Korea church scraps border Christmas lights fearing reprisals
(Nov. 28, 2012) A South Korean church group has scrapped plans to display Christmas
lights near the border with North Korea, after residents voiced fears Pyongyang might
shell the illuminations. The Military Evangelical Association of Korea had planned
to set up the giant display on three tree-shaped steel towers on hills near the heavily
fortified border. The proposal required approval from the defense ministry as the
hills are within three kms. of the frontier. According to the ministry, local residents
had protested against the plan on the grounds it might provoke a military response
from North Korea.

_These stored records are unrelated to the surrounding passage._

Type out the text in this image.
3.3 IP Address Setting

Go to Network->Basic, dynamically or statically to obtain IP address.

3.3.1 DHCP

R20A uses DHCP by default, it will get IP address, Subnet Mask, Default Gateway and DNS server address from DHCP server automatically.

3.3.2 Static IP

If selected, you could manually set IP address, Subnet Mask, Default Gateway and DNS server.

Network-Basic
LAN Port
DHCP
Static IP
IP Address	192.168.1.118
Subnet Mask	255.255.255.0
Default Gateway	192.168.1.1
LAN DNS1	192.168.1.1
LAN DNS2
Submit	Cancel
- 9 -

As a result, the church group agreed last week to shelve the proposal.
"We respect the group's decision," said a ministry spokesman. Before the South's
"Sunshine Policy" of engagement with North Korea launched in 1998, the seasonal lighting
displays were common. Pyongyang repeatedly condemned them as "psychological warfare"
aimed at spreading Christianity to the isolated socialist North. In 2004 the two Koreas
agreed to halt official-level cross-border propaganda and the South stopped the Christmas
border illuminations completely. They were resumed in 2010 after North Korea shelled
a frontline island, but were postponed last year in a conciliatory gesture following
the death of North Korean leader Kim Jong-Il.